Sono passati 39 anni. Era diversa l’Italia di allora, un Paese che aspettava la domenica pomeriggio per rilassarsi, dimenticare i brutti pensieri della settimana appena trascorsa e pensare solo al calcio. Era un calcio che allora si viveva in maniera intensa ma gioiosa, scarico dalle tensioni che oggi accompagnano i vari match.

E’ il 28 ottobre del 1979 e a Roma c’è il solito sano fermento per il derby
capitolino fra Roma e Lazio. Vincenzo Paparelli decide di andare a godersi il match della sua squadra del cuore allo Stadio Olimpico: la Lazio non è più quella di Chinaglia e Maestrelli ma si sa, il derby è una partita a sè e può capitare di tutto: battere i cugini è possibile.
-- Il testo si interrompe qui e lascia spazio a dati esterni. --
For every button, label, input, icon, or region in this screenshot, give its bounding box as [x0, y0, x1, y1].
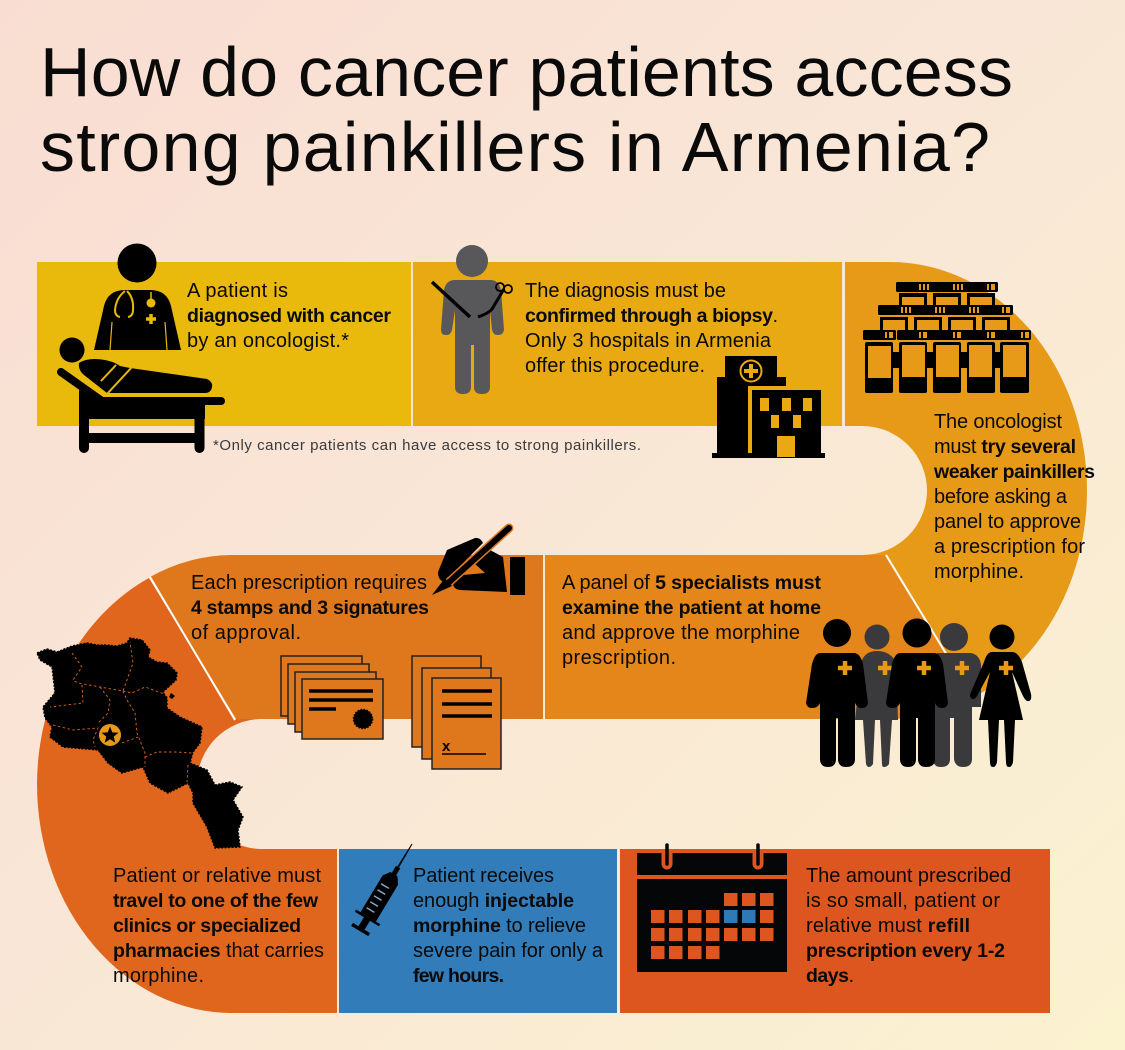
icon: syringe [348, 837, 424, 938]
specialist: grey woman [855, 624, 898, 767]
text: step 1: diagnosed with cancer [187, 305, 391, 327]
specialist: black man centre [886, 618, 948, 767]
text: step 6: travel to one of the few [113, 890, 319, 912]
text: step 7: morphine to relieve [413, 915, 586, 937]
text: step 1: A patient is [187, 280, 288, 302]
text: step 3: panel to approve [934, 511, 1081, 533]
text: step 7: Patient receives [413, 865, 554, 887]
icon: calendar [637, 845, 787, 972]
text: step 8: is so small, patient or [806, 890, 1000, 912]
title: How do cancer patients access [40, 33, 1013, 111]
footnote: *Only cancer patients can have access to strong painkillers. [213, 437, 641, 454]
text: step 3: morphine. [934, 561, 1024, 583]
icon: patient on bed [60, 338, 221, 448]
icon: hospital [712, 356, 825, 458]
title: strong painkillers in Armenia? [40, 108, 990, 186]
text: step 2 [525, 280, 778, 377]
text: step 4: and approve the morphine [562, 622, 800, 644]
icon: hand writing with pen [432, 528, 525, 595]
text: step 3: must try several [934, 436, 1076, 458]
text: step 6: morphine. [113, 965, 204, 987]
text: step 2: Only 3 hospitals in Armenia [525, 330, 772, 352]
panel: step 3 weaker painkillers [845, 262, 1095, 719]
text: step 7: few hours. [413, 965, 504, 987]
text: step 7 [413, 865, 604, 987]
text: step 4 [562, 572, 822, 669]
text: step 8: days. [806, 965, 854, 987]
text: step 8: The amount prescribed [806, 865, 1011, 887]
text: step 8: relative must refill [806, 915, 970, 937]
text: step 4: prescription. [562, 647, 676, 669]
text: step 6: Patient or relative must [113, 865, 321, 887]
icon: map of Armenia [37, 638, 243, 848]
text: step 6: clinics or specialized [113, 915, 301, 937]
text: step 3: a prescription for [934, 536, 1085, 558]
text: step 8: prescription every 1-2 [806, 940, 1005, 962]
text: step 4: A panel of 5 specialists must [562, 572, 822, 594]
icon: doctor [94, 244, 181, 350]
icon: panel of five specialists [806, 618, 1031, 767]
text: step 5: Each prescription requires [191, 572, 427, 594]
text: step 2: The diagnosis must be [525, 280, 726, 302]
text: step 6: pharmacies that carries [113, 940, 324, 962]
panel: step 7 injectable morphine [339, 837, 617, 1013]
icon: stack of signed documents [412, 656, 501, 769]
icon: capital star [99, 724, 121, 746]
text: step 7: enough injectable [413, 890, 574, 912]
text: step 1: by an oncologist.* [187, 330, 349, 352]
icon: stack of signed documents: x [442, 738, 451, 755]
panel: step 6 travel [37, 577, 337, 1013]
title [40, 33, 1013, 186]
panel: step 2 biopsy [413, 245, 842, 458]
text: step 3: before asking a [934, 486, 1068, 508]
text: step 3 [933, 411, 1095, 583]
text: step 7: severe pain for only a [413, 940, 604, 962]
icon: person with biopsy tools [432, 245, 512, 394]
text: step 6 [113, 865, 324, 987]
panel: step 8 refill [620, 845, 1050, 1013]
specialist: grey man [933, 623, 981, 767]
text: step 3: weaker painkillers [933, 461, 1095, 483]
text: step 5: 4 stamps and 3 signatures [191, 597, 429, 619]
panel: step 1 diagnosis [37, 244, 411, 448]
text: step 2: confirmed through a biopsy. [525, 305, 778, 327]
text: step 1 [187, 280, 391, 352]
icon: pill bottles [863, 282, 1031, 393]
panel: step 4 specialists [545, 555, 970, 719]
text: step 4: examine the patient at home [562, 597, 821, 619]
specialist: black man left [806, 619, 868, 767]
text: step 8 [806, 865, 1011, 987]
text: step 3: The oncologist [934, 411, 1062, 433]
text: step 5: of approval. [191, 622, 301, 644]
text: step 5 [191, 572, 429, 644]
panel: step 5 stamps and signatures [150, 528, 543, 769]
text: step 2: offer this procedure. [525, 355, 705, 377]
specialist: black woman [970, 624, 1031, 767]
icon: stack of stamped documents [281, 656, 383, 739]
Ad accompagnarlo c’è sua moglie Wanda che, per prevenire eventuali attacchi di fame, prepara dei panini da portare sugli spalti. C’è tanta gente fuori dallo stadio, la fila è lunga ma Vincenzo e sua moglie riescono ad entrare comunque prima dell’inizio della gara. Lo spettacolo sugli spalti è impressionante: una vera e propria marea di gente scandisce all’unisono il nome dalla propria squadra. Vola qualche insulto, da una parte e dall’altra, come è normale che sia. Bandiere giallorosse e biancocelesti colorano le curve dello stadio,
con queste premesse sarebbe un peccato se la partita alla fine fosse noiosa. Dalla Curva Sud della Roma si innalzano fumogeni e fuochi d’artificio, mancano pochi minuti all’inizio. Vincenzo decide di addentare qualcosa, la scelta ricade su un panino con frittata preparato da Wanda. Ad un certo punto, un razzo parte dalla Curva giallorossa e sale in cielo: tutto lo stadio resta a bocca aperta in un “Oh” di ammirazione. Ma il razzo scende, percorre tutto il campo e si dirige in Curva Nord, quella presidiata dai sostenitori laziali. Il razzo colpisce proprio Vincenzo, conficcandosi sul suo occhio sinistro. Wanda, con la disperazione di chi sa che ormai è troppo tardi ma prova il tutto per tutto, cerca di togliere quel missile infuocato dall’occhio del marito, ustionandosi la mano. Il medico che presterà i primi soccorsi a Vincenzo dirà che nemmeno in guerra ha visto una roba simile. “Il
Tempo” pubblicherà la foto dell’uomo riverso per terra, con la faccia insanguinata e l’orbita dell’occhio vuota. Vincenzo muore e, forse, con lui morirà un po’ il calcio genuino di quel tempo.

Da quel giorno tante cose sono successe. Si è fatto tanto per evitare che ricapitino incidenti simili e forse, oggi, dopo tanto tempo, qualcosa è cambiato. I tifosi della Lazio ogni tanto inneggiano il suo nome allo stadio mentre qualcuno di quelli romanisti, lo sbeffeggia spesso: “10, 100, 1000 Paparelli”. Forse è proprio da quel giorno che romanisti e laziali hanno iniziato a parlare del derby non più come “sfida” ma come “guerra”. Forse è da allora che non è più “rivalità” ma “odio”. L’unica cosa certa è che 39 anni fa il calcio di una volta, quello innocente che i nostri padri ci raccontano con un filo di luccichio negli occhi, è andato via per sempre.